You. “What do you want to know?”
“What does he do for a living?”
“He’s in financial services. Manages mutual funds and stuff.”
“What’s his favorite movie?”
“I have no idea. We haven’t been seeing each other that long.”
“Does he snore?” He tried to hide his sneaky grin.
“Does Bridget?” I countered.
“I wouldn’t know. She hasn’t been in my bed. Then again, I’m sure I wouldn’t know if you snored even if you were in my bed.”
“Why is that? You’re a sound sleeper or something?”
“You wouldn’t be sleeping.”
I laughed. “I walked right into that, didn’t I?”
“You should get rid of Baxter and walk right into my bedroom.”
Why was I laughing when he’d just told me to dump the guy I was dating and hop in his bed? This man made me lose all sense of judgment.
“So…any other siblings, besides your pregnant one?” I asked.
“If you’re trying to cool me off, that’s one way to do it. Mention Anna.”
I sipped my drink. “Good to know.”
“It’s just me and preggo. How about you? Any brothers or sisters?”
“Just one. Owen. He’s a year older. Lives in Connecticut, not too far from my parents.”
“You two close?”
“We don’t get to have dinner once a week, but yes, I like to think we’re close. Owen’s deaf, so it’s not as easy as picking up the phone to actually talk, but we text all the time. And we do FaceConnect where we can type and see each other. When we were younger, we were inseparable.”
“Wow. Do you know sign language or anything?”
“Not really. Owen lost his hearing at ten from…an injury. He took to reading lips faster than signing. I’m pretty good at reading lips. I used to put in earplugs and pretend to be deaf like him.”
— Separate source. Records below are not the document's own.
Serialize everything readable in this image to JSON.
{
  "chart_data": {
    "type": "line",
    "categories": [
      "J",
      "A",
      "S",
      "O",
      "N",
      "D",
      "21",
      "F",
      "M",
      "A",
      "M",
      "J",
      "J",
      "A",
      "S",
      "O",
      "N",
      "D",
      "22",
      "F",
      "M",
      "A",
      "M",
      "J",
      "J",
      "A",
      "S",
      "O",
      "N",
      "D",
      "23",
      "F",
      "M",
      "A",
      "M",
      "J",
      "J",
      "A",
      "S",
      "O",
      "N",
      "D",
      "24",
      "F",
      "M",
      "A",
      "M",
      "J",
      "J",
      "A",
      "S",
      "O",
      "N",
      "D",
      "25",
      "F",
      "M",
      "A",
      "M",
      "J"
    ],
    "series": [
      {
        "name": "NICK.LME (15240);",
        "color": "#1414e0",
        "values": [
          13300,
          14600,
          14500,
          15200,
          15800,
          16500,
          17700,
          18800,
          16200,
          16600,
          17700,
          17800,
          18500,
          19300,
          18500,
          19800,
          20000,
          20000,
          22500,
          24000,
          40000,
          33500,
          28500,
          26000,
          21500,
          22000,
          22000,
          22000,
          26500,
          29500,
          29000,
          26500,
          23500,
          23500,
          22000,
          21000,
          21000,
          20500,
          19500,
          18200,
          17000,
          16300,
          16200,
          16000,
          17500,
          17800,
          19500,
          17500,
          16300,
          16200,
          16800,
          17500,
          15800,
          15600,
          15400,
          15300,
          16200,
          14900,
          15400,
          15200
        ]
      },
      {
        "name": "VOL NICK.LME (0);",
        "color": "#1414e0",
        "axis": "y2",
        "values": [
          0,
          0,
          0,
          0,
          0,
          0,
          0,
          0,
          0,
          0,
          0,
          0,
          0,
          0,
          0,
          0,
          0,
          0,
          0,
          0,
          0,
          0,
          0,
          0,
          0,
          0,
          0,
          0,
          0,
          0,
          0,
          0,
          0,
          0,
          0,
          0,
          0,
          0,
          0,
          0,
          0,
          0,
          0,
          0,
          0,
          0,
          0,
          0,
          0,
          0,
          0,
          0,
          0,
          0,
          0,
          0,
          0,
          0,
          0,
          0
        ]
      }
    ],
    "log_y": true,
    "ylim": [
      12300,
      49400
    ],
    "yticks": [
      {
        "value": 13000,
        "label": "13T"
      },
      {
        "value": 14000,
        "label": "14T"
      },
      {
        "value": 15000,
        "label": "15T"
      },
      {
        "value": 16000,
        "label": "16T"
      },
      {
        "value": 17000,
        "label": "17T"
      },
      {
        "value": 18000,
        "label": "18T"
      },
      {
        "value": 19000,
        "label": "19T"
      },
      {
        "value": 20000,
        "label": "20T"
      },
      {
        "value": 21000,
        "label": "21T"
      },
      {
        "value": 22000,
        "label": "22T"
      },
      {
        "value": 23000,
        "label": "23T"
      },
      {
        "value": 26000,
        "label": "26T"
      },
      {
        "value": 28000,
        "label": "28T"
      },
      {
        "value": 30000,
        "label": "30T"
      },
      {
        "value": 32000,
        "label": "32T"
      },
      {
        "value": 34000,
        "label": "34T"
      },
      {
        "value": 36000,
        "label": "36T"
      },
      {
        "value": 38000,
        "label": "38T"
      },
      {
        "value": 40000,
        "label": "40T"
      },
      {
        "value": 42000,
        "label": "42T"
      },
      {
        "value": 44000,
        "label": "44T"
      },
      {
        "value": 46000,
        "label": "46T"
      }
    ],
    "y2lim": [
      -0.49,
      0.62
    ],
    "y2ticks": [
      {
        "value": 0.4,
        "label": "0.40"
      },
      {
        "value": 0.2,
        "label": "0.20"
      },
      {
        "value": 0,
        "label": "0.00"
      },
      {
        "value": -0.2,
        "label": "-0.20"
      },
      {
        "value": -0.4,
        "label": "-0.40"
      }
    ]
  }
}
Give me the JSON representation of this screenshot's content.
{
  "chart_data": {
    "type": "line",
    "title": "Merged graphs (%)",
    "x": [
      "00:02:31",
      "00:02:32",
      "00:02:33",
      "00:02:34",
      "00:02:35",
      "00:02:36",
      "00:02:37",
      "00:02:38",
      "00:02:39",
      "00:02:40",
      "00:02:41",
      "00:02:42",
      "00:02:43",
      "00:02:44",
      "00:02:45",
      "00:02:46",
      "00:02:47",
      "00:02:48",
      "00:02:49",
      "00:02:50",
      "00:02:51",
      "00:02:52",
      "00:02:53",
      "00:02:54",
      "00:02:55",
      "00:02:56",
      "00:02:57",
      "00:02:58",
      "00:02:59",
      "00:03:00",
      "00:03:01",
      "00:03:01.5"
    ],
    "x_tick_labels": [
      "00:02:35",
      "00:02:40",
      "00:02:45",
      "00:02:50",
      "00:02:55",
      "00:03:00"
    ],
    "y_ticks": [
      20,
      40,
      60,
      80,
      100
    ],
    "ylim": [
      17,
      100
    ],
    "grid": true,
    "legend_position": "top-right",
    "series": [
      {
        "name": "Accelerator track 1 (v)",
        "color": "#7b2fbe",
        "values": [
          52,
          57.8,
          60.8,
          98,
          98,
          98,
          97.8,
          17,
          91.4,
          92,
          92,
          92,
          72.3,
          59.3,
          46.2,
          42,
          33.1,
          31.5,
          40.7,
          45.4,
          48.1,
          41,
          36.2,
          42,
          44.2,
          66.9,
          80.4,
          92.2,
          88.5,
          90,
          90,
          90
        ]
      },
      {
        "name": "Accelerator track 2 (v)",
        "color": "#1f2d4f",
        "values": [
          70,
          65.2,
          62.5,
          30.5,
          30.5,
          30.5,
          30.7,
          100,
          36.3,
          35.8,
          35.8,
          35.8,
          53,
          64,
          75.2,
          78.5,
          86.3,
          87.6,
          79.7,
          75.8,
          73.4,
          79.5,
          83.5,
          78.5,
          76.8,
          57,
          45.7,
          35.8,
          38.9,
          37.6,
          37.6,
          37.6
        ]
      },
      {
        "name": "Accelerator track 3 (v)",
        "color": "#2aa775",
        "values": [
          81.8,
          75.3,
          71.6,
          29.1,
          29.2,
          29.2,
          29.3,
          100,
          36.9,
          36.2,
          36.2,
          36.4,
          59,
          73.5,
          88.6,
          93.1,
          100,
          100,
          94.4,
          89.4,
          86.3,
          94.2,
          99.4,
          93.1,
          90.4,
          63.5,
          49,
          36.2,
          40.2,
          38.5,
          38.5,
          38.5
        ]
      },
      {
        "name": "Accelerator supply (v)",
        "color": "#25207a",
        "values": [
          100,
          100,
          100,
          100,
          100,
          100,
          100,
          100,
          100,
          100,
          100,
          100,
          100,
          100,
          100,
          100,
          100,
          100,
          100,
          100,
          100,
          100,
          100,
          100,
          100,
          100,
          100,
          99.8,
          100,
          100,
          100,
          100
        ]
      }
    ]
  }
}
“Really? What I am saying?”
Chase mouthed something. I caught it on the first try, but screwed with him a bit. “Hmmm…not sure. Do it again.”
Again his lips moved. This time, he’d over-accentuated each word, but he’d mouthed You should come home with me clear as day.
“Sorry. Guess I’m rusty.” I smirked.
Chase bent his head back in laughter, and his throat vibrated.
God, that Adam’s apple really works for me. The damn thing was taunting me, jumping around, showing off. I needed to get the hell out of the bar before I did something I’d regret for a multitude of reasons.
Finishing my drink, I stood. “I should get going. It’s late. And I like to get to the office early to make a good impression with the boss.”
“Pretty sure you’ve already done that.”